L’activité agricole est présente à Kobayat c’est une des activités originelles du village: Il ne faut pas oublier que nous nous situons sur les derniers contreforts nord du Mont Liban, en zone rurale. Ce n’est cependant pas une activité agro-industrielle qui s’est mise en place ici, contrairement à la plaine du Akkar autour de Tripoli et dans l’ouest du Akkar. Même si ici l’altitude n’est pas très conséquente, (entre 500 et 1000 mètres), la topographie ne permet pas une culture extensive, ce qui dans un schéma d’agriculture capitaliste, réduit l’activité agricole à sa plus simple expression. Un des indicateurs du manque de dynamisme de l’agriculture locale est le faible taux de mécanisation (quelques tracteurs) qu’on trouve à l’échelle du village. Les grands types de production qu’on retrouve dans le village sont la céréaliculture (blé, maïs), les cultures irriguées comme le tabac, les légumes... qu’on retrouve dans le fond de vallée au nord du village, l’arboriculture avec des oliviers, des pommiers, des poiriers, des mûriers (issus de l’époque ou Kobayat était un pôle industriel de production du ver à soie) et l’élevage, essentiellement d’ovins, de volailles et de bovins..

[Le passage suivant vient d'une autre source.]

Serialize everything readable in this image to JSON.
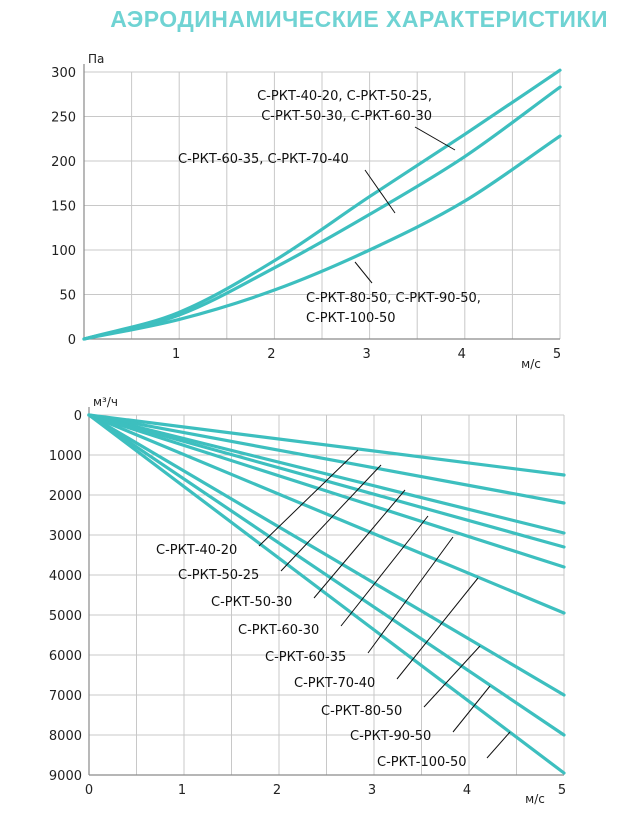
{
  "page": {
    "title": "АЭРОДИНАМИЧЕСКИЕ ХАРАКТЕРИСТИКИ"
  },
  "colors": {
    "line": "#3dbfbf",
    "grid": "#c8c8c8",
    "axis": "#8a8a8a",
    "title": "#6fd3d3"
  },
  "chart_data": [
    {
      "type": "line",
      "x_unit": "м/с",
      "y_unit": "Па",
      "xlim": [
        0,
        5
      ],
      "ylim": [
        0,
        300
      ],
      "x_ticks": [
        "0",
        "1",
        "2",
        "3",
        "4",
        "5"
      ],
      "y_ticks": [
        "0",
        "50",
        "100",
        "150",
        "200",
        "250",
        "300"
      ],
      "grid": true,
      "x": [
        0,
        1,
        2,
        3,
        4,
        5
      ],
      "series": [
        {
          "values": [
            0,
            30,
            88,
            160,
            230,
            302
          ],
          "label_lines": [
            "С-РКТ-40-20, С-РКТ-50-25,",
            "С-РКТ-50-30, С-РКТ-60-30"
          ]
        },
        {
          "values": [
            0,
            27,
            80,
            140,
            205,
            283
          ],
          "label_lines": [
            "С-РКТ-60-35, С-РКТ-70-40"
          ]
        },
        {
          "values": [
            0,
            22,
            55,
            100,
            155,
            228
          ],
          "label_lines": [
            "С-РКТ-80-50, С-РКТ-90-50,",
            "С-РКТ-100-50"
          ]
        }
      ]
    },
    {
      "type": "line",
      "x_unit": "м/с",
      "y_unit": "м³/ч",
      "xlim": [
        0,
        5
      ],
      "ylim": [
        0,
        9000
      ],
      "y_inverted": true,
      "x_ticks": [
        "0",
        "1",
        "2",
        "3",
        "4",
        "5"
      ],
      "y_ticks": [
        "0",
        "1000",
        "2000",
        "3000",
        "4000",
        "5000",
        "6000",
        "7000",
        "8000",
        "9000"
      ],
      "grid": true,
      "series": [
        {
          "name": "С-РКТ-40-20",
          "x": [
            0,
            5
          ],
          "values": [
            0,
            1500
          ]
        },
        {
          "name": "С-РКТ-50-25",
          "x": [
            0,
            5
          ],
          "values": [
            0,
            2200
          ]
        },
        {
          "name": "С-РКТ-50-30",
          "x": [
            0,
            5
          ],
          "values": [
            0,
            2950
          ]
        },
        {
          "name": "С-РКТ-60-30",
          "x": [
            0,
            5
          ],
          "values": [
            0,
            3300
          ]
        },
        {
          "name": "С-РКТ-60-35",
          "x": [
            0,
            5
          ],
          "values": [
            0,
            3800
          ]
        },
        {
          "name": "С-РКТ-70-40",
          "x": [
            0,
            5
          ],
          "values": [
            0,
            4950
          ]
        },
        {
          "name": "С-РКТ-80-50",
          "x": [
            0,
            5
          ],
          "values": [
            0,
            7000
          ]
        },
        {
          "name": "С-РКТ-90-50",
          "x": [
            0,
            5
          ],
          "values": [
            0,
            8000
          ]
        },
        {
          "name": "С-РКТ-100-50",
          "x": [
            0,
            5
          ],
          "values": [
            0,
            8950
          ]
        }
      ]
    }
  ]
}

Malgré cette palette assez étendue de la production, il faut tout de même signaler son aspect marginal, car c’est en aucun cas une production qui permet de subvenir aux besoins alimentaires du village ni une production vouée à l’exportation. De plus, si l’on tient compte des emplois liés à l’agriculture, on voit qu’ils n’éxèdent pas 5% de la population active. Kobayat apparaît donc comme un village sans spécificité agricole.
Les Activites industrielles:
«La production de la soie était autrefois en Akkar très prospère et résolvait plusieurs problèmes sociaux et économiques, car elle était une source précieuse. Il y avait donc là une forme d’activité sociale qui supposait des familles nombreuses et qui les maintenaient unies un ou deux mois de l’année ; c’était un artisanat attachant le paysan à sa terre >>.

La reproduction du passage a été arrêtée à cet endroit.